WASHINGTON (AP) – Battling stiff resistance in Congress, President Barack Obama conceded Monday night he might lose his fight for congressional support of a military strike against Syria, and declined to say what he would do if lawmakers reject his call to back retaliation for a chemical weapons attack last month.
The president made his comments as a glimmer of a possible diplomatic solution appeared after months of defiance from the Russian-backed government of President Bashar Assad in Syria.

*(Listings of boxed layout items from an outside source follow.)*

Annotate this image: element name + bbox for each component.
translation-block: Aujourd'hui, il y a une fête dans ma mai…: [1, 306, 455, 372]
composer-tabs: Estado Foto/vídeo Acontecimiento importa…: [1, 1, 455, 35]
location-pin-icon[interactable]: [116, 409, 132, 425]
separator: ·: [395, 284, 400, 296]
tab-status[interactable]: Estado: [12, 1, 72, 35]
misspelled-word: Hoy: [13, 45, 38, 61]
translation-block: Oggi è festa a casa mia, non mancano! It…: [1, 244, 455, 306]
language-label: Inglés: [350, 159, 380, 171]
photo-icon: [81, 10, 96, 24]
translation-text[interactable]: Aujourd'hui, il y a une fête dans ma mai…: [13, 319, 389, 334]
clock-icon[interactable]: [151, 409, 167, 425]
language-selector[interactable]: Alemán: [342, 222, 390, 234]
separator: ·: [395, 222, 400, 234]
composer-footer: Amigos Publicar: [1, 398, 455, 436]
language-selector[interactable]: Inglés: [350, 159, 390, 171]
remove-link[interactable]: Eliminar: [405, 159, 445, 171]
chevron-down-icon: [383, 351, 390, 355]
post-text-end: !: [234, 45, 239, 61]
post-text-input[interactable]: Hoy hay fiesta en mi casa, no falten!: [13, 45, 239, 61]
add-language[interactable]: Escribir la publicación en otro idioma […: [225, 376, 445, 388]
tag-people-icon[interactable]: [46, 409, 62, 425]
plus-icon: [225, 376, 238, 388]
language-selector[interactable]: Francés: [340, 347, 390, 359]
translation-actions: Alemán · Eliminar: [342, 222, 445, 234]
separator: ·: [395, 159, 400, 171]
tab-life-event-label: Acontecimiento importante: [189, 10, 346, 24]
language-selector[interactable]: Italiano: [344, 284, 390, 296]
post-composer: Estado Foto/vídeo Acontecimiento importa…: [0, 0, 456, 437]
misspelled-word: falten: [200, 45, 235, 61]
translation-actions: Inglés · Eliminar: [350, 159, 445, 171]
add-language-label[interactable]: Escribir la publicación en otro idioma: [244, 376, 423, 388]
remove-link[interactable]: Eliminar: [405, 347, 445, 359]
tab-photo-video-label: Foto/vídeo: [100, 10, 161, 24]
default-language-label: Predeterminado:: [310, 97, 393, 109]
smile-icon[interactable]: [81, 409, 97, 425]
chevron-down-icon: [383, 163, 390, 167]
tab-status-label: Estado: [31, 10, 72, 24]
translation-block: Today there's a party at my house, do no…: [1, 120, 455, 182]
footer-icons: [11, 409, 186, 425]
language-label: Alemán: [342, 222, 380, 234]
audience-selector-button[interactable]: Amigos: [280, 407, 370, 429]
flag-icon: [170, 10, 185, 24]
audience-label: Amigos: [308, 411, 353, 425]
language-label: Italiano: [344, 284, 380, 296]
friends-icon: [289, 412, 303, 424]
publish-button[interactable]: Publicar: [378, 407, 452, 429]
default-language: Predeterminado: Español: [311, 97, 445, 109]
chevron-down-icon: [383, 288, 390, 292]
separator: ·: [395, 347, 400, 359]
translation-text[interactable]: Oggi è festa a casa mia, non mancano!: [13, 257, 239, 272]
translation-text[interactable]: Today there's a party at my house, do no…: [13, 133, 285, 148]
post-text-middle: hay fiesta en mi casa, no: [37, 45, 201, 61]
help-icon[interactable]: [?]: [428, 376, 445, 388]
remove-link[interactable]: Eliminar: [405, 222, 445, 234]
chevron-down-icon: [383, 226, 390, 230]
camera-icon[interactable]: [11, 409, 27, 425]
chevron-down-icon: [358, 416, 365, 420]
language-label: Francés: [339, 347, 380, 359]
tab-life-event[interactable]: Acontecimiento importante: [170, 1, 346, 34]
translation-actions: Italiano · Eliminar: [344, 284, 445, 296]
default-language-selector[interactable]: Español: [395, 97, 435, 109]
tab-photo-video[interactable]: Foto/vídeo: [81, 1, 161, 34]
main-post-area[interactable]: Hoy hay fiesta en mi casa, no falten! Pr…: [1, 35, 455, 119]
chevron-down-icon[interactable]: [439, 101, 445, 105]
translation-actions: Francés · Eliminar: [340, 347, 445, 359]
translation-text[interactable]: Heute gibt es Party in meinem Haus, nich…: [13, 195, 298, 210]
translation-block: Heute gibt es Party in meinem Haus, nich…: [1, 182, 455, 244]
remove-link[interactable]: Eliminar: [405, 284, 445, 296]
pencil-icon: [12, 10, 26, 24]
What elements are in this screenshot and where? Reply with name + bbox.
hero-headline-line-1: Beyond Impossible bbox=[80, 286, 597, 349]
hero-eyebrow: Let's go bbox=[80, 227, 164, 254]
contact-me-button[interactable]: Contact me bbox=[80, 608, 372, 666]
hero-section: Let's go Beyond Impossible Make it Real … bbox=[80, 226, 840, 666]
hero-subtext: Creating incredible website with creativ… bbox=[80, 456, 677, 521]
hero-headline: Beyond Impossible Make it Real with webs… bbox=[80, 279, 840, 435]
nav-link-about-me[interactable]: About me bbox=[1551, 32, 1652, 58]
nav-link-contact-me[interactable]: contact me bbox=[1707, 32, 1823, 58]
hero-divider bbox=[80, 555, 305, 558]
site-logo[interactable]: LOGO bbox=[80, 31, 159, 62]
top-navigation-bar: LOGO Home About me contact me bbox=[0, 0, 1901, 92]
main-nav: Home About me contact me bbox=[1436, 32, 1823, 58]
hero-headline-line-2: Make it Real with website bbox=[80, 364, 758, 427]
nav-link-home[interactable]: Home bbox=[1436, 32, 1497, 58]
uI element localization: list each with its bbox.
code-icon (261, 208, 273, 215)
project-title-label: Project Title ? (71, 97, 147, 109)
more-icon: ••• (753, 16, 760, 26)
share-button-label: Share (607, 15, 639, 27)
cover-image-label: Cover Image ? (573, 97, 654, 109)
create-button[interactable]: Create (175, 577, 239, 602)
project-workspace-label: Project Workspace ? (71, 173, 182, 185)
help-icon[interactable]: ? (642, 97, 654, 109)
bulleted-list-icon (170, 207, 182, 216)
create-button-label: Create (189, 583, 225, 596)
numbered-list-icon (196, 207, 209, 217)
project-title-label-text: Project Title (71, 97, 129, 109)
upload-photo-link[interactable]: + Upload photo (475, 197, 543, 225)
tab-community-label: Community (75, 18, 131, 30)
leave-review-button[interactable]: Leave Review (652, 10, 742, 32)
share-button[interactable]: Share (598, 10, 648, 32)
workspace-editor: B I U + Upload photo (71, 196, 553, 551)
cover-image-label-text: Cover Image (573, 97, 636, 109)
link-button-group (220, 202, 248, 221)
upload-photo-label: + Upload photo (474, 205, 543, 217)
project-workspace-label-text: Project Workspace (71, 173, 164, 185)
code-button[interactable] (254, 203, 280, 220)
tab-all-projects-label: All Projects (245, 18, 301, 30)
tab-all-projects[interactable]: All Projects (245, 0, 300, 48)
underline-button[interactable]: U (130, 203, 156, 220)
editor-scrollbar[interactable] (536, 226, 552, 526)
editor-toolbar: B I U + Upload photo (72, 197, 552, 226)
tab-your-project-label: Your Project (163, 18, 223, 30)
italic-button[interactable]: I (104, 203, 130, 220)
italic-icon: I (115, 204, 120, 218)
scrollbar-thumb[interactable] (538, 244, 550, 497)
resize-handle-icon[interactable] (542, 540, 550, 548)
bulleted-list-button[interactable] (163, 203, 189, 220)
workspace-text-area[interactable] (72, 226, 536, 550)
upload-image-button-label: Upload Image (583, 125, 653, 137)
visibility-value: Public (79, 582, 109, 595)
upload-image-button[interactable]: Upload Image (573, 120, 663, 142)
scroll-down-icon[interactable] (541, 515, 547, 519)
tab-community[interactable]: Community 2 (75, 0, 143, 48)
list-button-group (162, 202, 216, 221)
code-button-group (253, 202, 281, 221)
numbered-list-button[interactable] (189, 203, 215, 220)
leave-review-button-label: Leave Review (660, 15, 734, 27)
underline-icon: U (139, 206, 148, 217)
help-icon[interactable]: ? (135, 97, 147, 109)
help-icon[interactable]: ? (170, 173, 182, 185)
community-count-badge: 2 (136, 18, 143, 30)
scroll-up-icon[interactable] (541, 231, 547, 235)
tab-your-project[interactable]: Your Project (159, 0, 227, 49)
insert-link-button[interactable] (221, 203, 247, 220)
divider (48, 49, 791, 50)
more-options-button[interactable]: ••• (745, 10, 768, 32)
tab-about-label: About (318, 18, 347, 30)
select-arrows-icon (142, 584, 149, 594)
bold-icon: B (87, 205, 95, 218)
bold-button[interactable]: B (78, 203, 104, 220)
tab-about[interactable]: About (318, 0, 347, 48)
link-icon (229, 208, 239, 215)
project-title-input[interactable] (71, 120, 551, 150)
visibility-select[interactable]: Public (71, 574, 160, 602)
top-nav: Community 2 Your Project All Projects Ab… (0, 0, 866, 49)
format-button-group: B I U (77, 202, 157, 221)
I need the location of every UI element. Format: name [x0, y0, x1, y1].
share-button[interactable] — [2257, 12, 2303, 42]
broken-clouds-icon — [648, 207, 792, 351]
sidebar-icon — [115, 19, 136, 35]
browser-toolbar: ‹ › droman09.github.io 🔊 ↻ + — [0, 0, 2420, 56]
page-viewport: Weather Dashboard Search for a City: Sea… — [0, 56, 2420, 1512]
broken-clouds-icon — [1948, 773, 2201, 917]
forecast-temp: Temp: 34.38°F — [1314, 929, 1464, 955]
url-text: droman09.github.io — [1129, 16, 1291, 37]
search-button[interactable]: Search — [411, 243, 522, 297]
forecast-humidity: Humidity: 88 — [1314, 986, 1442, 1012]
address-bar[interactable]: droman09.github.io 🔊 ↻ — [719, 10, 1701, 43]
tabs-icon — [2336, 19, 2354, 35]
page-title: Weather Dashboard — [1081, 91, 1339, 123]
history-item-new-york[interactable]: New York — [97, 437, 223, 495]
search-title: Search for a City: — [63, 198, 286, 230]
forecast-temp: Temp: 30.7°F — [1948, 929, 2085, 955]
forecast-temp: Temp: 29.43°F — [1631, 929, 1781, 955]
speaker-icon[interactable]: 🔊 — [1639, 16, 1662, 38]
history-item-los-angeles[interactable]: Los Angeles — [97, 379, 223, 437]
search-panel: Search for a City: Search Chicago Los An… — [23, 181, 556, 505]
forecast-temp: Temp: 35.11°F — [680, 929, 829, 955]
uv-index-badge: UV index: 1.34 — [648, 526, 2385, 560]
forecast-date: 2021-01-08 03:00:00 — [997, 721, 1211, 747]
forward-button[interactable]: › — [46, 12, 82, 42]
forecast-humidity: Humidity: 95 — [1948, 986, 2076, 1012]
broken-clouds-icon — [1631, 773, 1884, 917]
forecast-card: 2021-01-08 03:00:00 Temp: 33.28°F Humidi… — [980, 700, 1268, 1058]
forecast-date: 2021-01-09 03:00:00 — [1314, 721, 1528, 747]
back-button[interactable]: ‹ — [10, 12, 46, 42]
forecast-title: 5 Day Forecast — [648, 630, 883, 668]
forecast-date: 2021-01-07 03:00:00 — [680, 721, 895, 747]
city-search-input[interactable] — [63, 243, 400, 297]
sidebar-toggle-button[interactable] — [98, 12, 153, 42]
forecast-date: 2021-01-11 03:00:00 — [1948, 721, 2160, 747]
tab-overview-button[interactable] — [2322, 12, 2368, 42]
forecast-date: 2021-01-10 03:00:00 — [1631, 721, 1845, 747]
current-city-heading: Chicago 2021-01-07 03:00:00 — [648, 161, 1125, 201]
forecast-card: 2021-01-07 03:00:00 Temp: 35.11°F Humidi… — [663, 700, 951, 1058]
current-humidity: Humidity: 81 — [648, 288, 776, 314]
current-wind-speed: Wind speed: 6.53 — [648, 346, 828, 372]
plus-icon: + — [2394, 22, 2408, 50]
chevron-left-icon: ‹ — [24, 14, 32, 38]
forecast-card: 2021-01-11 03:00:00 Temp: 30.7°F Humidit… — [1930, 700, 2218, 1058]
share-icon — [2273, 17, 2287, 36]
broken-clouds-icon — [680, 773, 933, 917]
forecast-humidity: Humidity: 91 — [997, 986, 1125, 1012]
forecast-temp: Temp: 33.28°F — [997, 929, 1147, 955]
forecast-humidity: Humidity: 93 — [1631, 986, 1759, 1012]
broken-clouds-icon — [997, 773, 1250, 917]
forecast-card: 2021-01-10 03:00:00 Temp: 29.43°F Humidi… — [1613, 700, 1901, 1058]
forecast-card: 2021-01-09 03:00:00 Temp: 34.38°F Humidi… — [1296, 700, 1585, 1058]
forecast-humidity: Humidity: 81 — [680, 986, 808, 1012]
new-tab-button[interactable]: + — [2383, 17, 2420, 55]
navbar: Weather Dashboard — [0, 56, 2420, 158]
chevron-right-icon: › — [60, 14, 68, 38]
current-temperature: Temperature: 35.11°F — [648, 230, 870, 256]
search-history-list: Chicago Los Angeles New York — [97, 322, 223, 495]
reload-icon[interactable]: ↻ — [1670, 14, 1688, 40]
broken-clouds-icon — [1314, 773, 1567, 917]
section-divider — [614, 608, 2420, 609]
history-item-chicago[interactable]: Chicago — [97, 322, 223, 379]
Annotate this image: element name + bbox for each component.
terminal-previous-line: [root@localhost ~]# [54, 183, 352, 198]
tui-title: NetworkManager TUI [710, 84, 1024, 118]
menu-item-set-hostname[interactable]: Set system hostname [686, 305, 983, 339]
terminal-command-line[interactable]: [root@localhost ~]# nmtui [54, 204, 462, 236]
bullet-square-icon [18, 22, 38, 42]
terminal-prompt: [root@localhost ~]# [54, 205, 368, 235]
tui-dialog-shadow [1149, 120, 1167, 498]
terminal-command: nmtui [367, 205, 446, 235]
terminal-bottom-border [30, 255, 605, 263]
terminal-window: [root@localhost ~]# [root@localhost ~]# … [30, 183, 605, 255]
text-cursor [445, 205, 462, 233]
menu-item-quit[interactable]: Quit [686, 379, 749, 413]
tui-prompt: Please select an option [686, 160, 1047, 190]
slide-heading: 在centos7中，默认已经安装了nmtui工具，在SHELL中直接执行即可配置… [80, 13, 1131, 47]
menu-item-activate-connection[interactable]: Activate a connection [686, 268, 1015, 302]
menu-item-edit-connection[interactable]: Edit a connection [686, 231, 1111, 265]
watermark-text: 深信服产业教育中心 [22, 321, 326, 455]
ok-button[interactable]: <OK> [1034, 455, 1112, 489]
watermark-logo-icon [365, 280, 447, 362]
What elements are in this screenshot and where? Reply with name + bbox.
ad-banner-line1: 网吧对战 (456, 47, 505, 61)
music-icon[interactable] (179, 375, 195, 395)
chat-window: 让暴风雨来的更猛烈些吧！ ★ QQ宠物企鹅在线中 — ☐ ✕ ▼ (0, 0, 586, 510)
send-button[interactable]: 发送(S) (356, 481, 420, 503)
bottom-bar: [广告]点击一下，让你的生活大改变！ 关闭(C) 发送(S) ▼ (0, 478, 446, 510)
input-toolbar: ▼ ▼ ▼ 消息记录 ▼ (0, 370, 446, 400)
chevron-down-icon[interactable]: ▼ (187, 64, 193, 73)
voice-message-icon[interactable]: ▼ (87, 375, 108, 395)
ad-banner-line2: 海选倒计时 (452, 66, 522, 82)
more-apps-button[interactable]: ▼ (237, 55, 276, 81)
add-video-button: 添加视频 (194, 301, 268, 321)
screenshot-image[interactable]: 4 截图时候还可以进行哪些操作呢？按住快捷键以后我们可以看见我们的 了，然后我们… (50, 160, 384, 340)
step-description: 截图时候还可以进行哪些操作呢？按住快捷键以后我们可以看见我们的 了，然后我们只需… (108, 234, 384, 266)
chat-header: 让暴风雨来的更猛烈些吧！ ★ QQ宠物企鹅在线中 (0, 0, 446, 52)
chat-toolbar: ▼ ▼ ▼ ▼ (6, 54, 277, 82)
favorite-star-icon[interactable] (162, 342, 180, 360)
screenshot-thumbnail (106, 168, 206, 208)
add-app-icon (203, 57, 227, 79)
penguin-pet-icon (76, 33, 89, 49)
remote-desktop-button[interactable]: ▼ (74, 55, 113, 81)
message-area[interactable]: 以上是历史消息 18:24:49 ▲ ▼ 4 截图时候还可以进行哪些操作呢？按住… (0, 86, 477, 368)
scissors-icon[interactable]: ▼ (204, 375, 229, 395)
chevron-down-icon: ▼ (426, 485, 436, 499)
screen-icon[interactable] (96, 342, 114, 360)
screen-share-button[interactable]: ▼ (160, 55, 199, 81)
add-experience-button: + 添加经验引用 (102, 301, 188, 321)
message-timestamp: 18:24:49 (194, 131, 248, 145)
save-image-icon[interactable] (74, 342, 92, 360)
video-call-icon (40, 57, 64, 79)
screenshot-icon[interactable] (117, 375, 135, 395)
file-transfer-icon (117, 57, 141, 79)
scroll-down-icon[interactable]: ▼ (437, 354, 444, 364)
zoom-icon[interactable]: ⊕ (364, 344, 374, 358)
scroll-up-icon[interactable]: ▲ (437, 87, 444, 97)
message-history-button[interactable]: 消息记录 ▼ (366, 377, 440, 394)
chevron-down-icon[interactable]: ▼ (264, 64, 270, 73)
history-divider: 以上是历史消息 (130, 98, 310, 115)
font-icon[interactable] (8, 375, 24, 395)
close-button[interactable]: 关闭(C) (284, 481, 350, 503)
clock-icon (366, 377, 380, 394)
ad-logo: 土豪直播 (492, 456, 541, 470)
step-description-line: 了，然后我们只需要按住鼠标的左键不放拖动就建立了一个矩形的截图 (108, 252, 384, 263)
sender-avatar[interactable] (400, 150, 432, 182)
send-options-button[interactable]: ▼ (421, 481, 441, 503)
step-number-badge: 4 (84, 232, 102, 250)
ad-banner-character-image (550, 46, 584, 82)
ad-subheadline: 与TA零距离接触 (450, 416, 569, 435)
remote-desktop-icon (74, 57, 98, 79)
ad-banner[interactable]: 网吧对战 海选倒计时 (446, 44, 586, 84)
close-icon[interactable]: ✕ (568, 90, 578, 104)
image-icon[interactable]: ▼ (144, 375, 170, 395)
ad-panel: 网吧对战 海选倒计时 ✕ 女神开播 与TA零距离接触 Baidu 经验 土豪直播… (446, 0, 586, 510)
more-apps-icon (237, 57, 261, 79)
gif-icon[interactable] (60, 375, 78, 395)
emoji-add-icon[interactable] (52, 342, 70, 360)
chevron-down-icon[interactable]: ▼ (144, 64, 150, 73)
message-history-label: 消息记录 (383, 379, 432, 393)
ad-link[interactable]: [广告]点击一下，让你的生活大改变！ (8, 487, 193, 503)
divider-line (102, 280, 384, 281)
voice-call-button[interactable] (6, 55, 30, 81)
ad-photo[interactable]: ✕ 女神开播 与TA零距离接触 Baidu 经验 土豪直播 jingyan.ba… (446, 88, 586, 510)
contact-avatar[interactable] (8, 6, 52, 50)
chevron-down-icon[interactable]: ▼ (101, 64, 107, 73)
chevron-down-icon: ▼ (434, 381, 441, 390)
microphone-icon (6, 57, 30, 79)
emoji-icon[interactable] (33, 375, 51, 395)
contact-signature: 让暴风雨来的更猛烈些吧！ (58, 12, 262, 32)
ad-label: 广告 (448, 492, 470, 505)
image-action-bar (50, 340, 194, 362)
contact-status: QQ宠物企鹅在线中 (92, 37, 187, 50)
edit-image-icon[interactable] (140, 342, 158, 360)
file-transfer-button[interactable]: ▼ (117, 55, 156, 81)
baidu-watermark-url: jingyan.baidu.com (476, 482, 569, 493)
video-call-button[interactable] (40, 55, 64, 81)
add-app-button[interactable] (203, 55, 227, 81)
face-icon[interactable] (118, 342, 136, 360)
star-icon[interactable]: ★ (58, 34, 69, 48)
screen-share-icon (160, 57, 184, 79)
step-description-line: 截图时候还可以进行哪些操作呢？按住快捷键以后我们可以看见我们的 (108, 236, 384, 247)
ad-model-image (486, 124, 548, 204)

In a rapid response, Senate Majority Leader Harry Reid cited “international discussions” in unexpectedly postponing a test vote originally set for Wednesday on Obama’s call for legislation backing a military strike.
In a series of six network interviews planned as part of a furious lobbying campaign in Congress, Obama said statements suggesting that Syria might agree to surrender control of its chemical weapons stockpile were a potentially positive development.
At the same time, he said they were yet another reason for lawmakers to give him the backing he is seeking.
“If we don’t maintain and move forward with a credible threat of military pressure, I do not think we will actually get the kind of agreement I would like to see,” he said on CNN.
In a separate interview with NBC, the president took the step – unusual for any politician – of conceding he may lose his campaign in Congress for legislation authorizing a military strike. “I wouldn’t say I’m confident” of the outcome, he said.
“I think it’s fair to say that I haven’t decided” on a next step if Congress turns its back, the president told NBC, part of a furious lobbying campaign aimed at winning support from dubious lawmakers as well as a war-weary public.
Legislation approved in the Senate Foreign Relations Committee last week would give Obama a maximum of 90 days to carry out a military attack, and it includes a ban on combat operations on the ground in Syria.
Adding to the uncertainty of the debate in Congress was a flurry of diplomatic activity that offered a potential way of achieving U. S. aims without military action.
Reacting quickly to a comment made by Secretary of State John Kerry in London, Russia called on Damascus to surrender control of its stockpile of chemical weapons and Syrian Foreign Minister Walid al-Moallem said he welcomed the proposal.
At the White House, Obama’s deputy national security adviser, Tony Blinken, said the administration will “take a hard look at” the proposal. “We’re going to talk to the Russians about it,” he said noting pointedly that it comes in the context of threatened U.S. military action. “So it’s even more important that we don’t take the pressure off,” he said, urging Congress to give Obama the authority he seeks.
Other officials sought to tamp down any suggestion that Kerry was making an orchestrated effort with Russia to avoid the strikes.